Greenberg:  Can’t it? The Best Fans in Baseball (yawn) squawk all the time about Matheny leaving pitchers in games too long and being maddeningly indecisive in other ways. (No “Maddoning” jokes, please.) The Cardinals have lost their “Way.” They’re no more united or fundamentally sound than the next group of guys. Maybe Ozuna can fuel the rivalry fire some, though. When I asked him earlier this week about the Cubs, he said, “We’re waiting for them.” I liked the sound of that.

Wittenmyer: What would Ozuna know about Cubs-Cards — or any other rivalry, for that matter — after spending the first five years of his career in Miami?

Speaking of which, is this rivalry as good when the Cubs are on top?

Greenberg: That’s a hard no. I lived in St. Louis for nearly 17 years. Call it an inferiority complex or a Napoleon complex or an apartment complex — scratch that last one — but folks there are convinced Chicagoans look down their noses at that neck of the woods.

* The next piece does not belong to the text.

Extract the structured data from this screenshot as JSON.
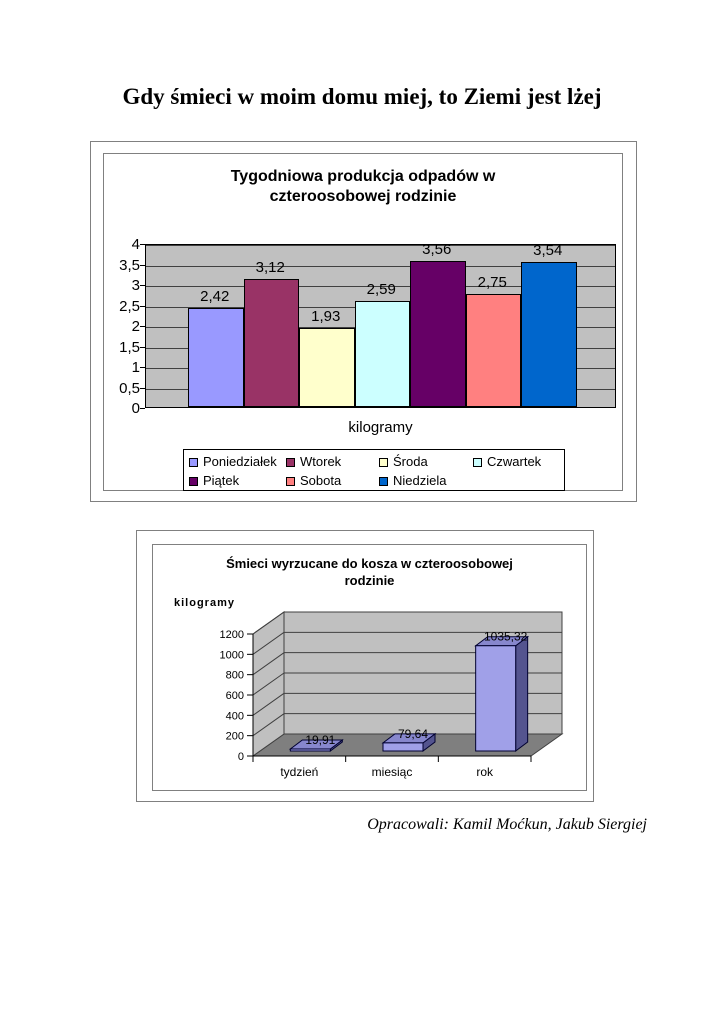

And they’re kind of right, aren’t they? A Cardinals fan never is happier than when his or her team is riding high and dumping on the sad-sack Cubs. It doesn’t seem to be like that in reverse. Since the Cubs turned the tables on the Cardinals in the 2015 postseason, the rivalry has lost some juice. Not that it’s a tradeoff any denizen of Cubdom shouldn’t happily accept.

Wittenmyer: Seventeen freaking years? Sounds more like a felony sentence than a lifestyle choice, Arch boy.

Greenberg: Look, I’m not bragging about it.

Wittenmyer: At least you got out. You might be right about the intensity of the rivalry being better served when the Hooterville Nine has the upper hand on the big-city big spenders. But three years hasn’t quite overcome the previous nine decades just yet. And as long as Matheny can stay out of his team’s way, and both sides stay healthy, this could be a season-long battle by the early look of things — which could raise the intensity as high as in almost any season of the rivalry. Unless, of course, Darvish progresses to his All-Star mean, the Cubs find a leadoff hitter with an on-base percentage better than .320, and they remember how to hit homers and catch the ball again. Not sure your guy Marcell would even have an answer to that.